Commentary: Height and Hype
by Matt Conyers/CHN Correspondent
MILWAUKEE Though it was a hot topic for the national media Wednesday, freshman netminder Ben Bishop's height is not the greatest story involving Maine this postseason.
The media spent the afternoon coming up with a variety of ways to discuss Bishop's height, then coach Tim Whitehead put it to rest.
"I remember when (assistant coach) Grant (Standbrook) said he had a 6-7 goalie," Whitehead said. "And he's from St. Louis and he plays in Texas. That's not exactly a good formula usually. Then I saw him on tape, and I said, 'Hmmmm ... you're right."
There are a host of different storylines that the pundits can attach themselves to, but for some reason this one has been predetermined as the story of the century. Hearing that Bishop is tall is like listening to "Free Bird" on a classic rock station; it's tired, it's old and it's about as far from clever and inspiring as something you find on NBC.
Need a story? Here's a few.
Michel Leveille fights off a near-season ending injury to return and lead Maine in the final weeks of the regular season.
Greg Moore emerges as one of the best players in the country.
Seniors collect the team together after an atrocious off-ice incident with another athlete.
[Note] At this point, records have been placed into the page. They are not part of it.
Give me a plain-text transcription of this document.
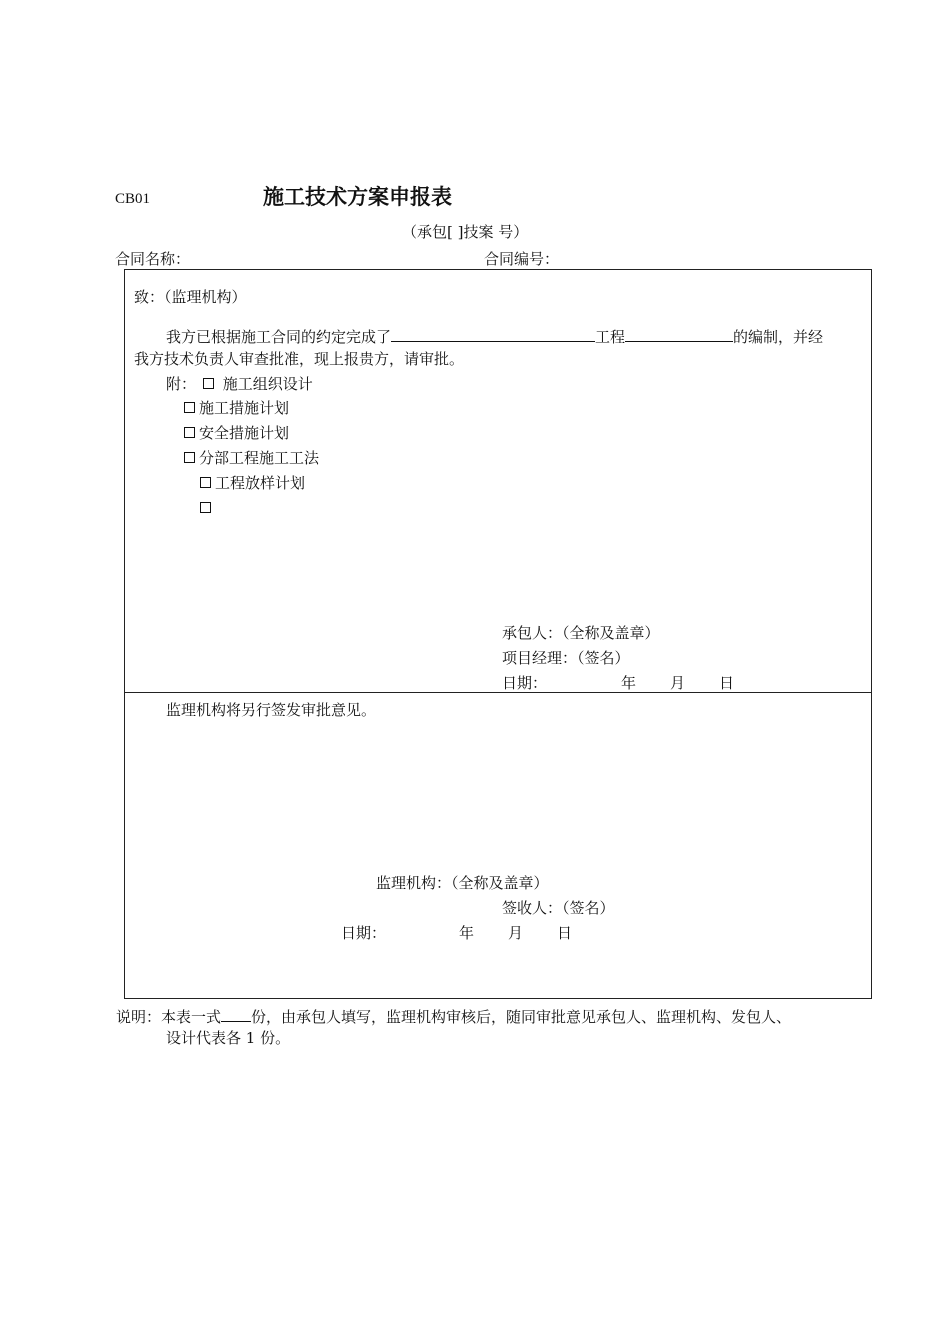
CB01	施工技术方案申报表
（承包[ ]技案 号）
合同名称：	合同编号：
致：（监理机构）
我方已根据施工合同的约定完成了	工程	的编制，并经
我方技术负责人审查批准，现上报贵方，请审批。
附：	施工组织设计
施工措施计划
安全措施计划
分部工程施工工法
工程放样计划
承包人：（全称及盖章）
项目经理：（签名）
日期：	年 月 日
监理机构将另行签发审批意见。
监理机构：（全称及盖章）
签收人：（签名）
日期：	年 月 日
说明：本表一式 份，由承包人填写，监理机构审核后，随同审批意见承包人、监理机构、发包人、
设计代表各 1 份。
Matt Lundin propelled Bishop to a higher level.
And those aren't even all of them.
The reason the Black Bears are here is not because their starting goalie from the Midwest grew as high as three corn stalks in a Missouri cornfield. No, the Black Bears are playing for their third national championship in history tonight because they embody every meaning of the word team.
They are aggressive, talented, deep, hungry but most importantly they are convinced that they can do something special. And this trait goes a long way in hiding some of their glaring faults.
All season, Whitehead has said how special this team is. From the get-go, Whitehead ensured everyone that the only sure bet about the Black Bears was that they were capable of performing some magic at the end of the year. For those who watched the team emerge from their first half slumber, they saw it to.
Maine possessed the most important of qualities: the desire to finish a goal as a squad. Maybe it came from their impeccable senior leadership. Or maybe it was due to the way the Black Bears had completed their last two postseasons in heartbreaking fashion. Whatever it was, the squad entered with a different look in their eyes. And while it has appeared off and on all year, it was in commanding presence Wednesday at the Bradley Center.
While the local media rattled off questions about the difficulty of playing in Wisconsin's home state, the Black Bears held the secret. They weren't concerned with the little factors which clog the mind's of us media folks. In their eyes there stood a purpose. The players had the look of a team knowing that they were two wins away from glory.
And knowing that Bishop will probably continue to come up huge.